Teach you how to use pip to install proxy IP resolution tool.
Recently, a lot of data collection friends asked Lao Zhang, why they wrote the crawler is always blocked IP, this thing is not really complicated, the key to the program to wear a "protective clothing". Today we will nag how to use pip to install those can automatically resolve the proxy IP library, by the way, a reliable proxy service provider.
What do I need to prepare before I load the warehouse?
First you have to make sure you have thePython 3.6 or abovePress and hold down win+R and type cmd to enter, and type in the black window.python --versionYou will be able to see the version. If the version is too old, we recommend going directly to the official website to get a new version.
To install the requests library as an example
pip install requests -i https://pypi.tuna.tsinghua.edu.cn/simple
Note that the Tsinghua Mirror Source is used here, so the download speed can be much faster. If you get a message that the pip version is old, runpython -m pip install --upgrade pipUpgrade down.
Real-world proxy IP resolution triple axe
Here are three libraries that have been tested and worked well, let's focus on the first one:
| library name | specificities | Applicable Scenarios |
|---|---|---|
| requests-html | Self-parsing | Simple Web Page Capture |
| scrapy | Professional level framework | Large-scale projects |
| pyquery | jQuery syntax | Complex page parsing |
Actual code snippet (remember to replace with your own proxy)
from requests_html import HTMLSession
proxies = {
'http': 'http://user:password@ipipgo-proxy.com:9020',
'https': 'http://user:password@ipipgo-proxy.com:9020'
}
session = HTMLSession()
response = session.get('https://目标网站', proxies=proxies)
print(response.html.find('title'))
Focus on this.Proxies parametersThe tunneling proxy format provided by ipipgo is used here. Their proxies don't have to switch IPs manually, which is especially newbie friendly.

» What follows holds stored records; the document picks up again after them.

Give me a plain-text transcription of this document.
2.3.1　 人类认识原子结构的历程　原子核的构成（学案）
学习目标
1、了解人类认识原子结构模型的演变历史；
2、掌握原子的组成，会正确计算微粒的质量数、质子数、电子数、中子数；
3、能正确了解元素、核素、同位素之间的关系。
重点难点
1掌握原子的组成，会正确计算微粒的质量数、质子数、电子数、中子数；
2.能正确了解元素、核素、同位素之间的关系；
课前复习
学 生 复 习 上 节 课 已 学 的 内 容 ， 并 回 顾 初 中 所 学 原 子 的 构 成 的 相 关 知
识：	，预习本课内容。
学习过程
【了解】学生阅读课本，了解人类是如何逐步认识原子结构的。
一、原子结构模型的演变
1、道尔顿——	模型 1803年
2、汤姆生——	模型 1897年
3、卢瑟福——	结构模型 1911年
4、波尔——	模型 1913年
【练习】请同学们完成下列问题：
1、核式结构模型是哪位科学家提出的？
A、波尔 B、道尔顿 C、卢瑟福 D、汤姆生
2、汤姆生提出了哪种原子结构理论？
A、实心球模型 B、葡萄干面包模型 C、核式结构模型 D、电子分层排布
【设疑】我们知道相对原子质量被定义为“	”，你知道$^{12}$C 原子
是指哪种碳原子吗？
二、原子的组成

Guidelines for demining common pitfalls
Q: What should I do if I keep getting errors when loading the library?
A: First check the network has no open proxy, sometimes open the global proxy instead of connecting to the pip source. It is recommended to turn off the proxy software temporarily and try again.
Q: Code runs through but can't get data?
A: 80% of the proxy IP is recognized by the target website. This time to changeHigh-quality agents, such as ipipgo's exclusive IP packages, where each IP is a real residential IP that has been used by a real person.
Q: How can I tell if a proxy is in effect?
A: Add a test URL to the code:session.get('http://httpbin.org/ip')to see if the returned IP is a proxy IP.
Why do you recommend ipipgo?
It's not for nothing that I ended up locking ipipgo after using the proxy service for over three years:
- Domestic self-built server room, latency can be controlled within 50ms
- Support pay-as-you-go, newcomers get a free 1G traffic trial
- Exclusive offerFailure Retry MechanismAutomatic IP switching
Special mention of theirIntelligent Routing Function, which can automatically match the proxy node where the target website is located. For example, if you want to collect Japanese websites, the system will automatically assign the export IP of Tokyo server room.
Upgrade Play Tips
If you are doing a long term collection project, it is recommended to write the proxy configuration as a separate configuration file:
config.py
PROXY_CONFIG = {
'proxy_host': 'ipipgo-proxy.com',
'proxy_port': 9020,
'username': 'Your account number',
'password': 'your password'
}
Then refer to this configuration in the main program, so that it is convenient to change the proxy service provider in the future. By the way, ipipgo background can view the API calls in real time, which is especially helpful for troubleshooting.
Lastly, I would like to remind newbies not to use free agents for cheap. Before a customer greedy cheap, the results of the collection of all the fake data, and finally have to rework to redo. Professional things or to ipipgo such professional service providers reliable, save time to take two more projects what are back.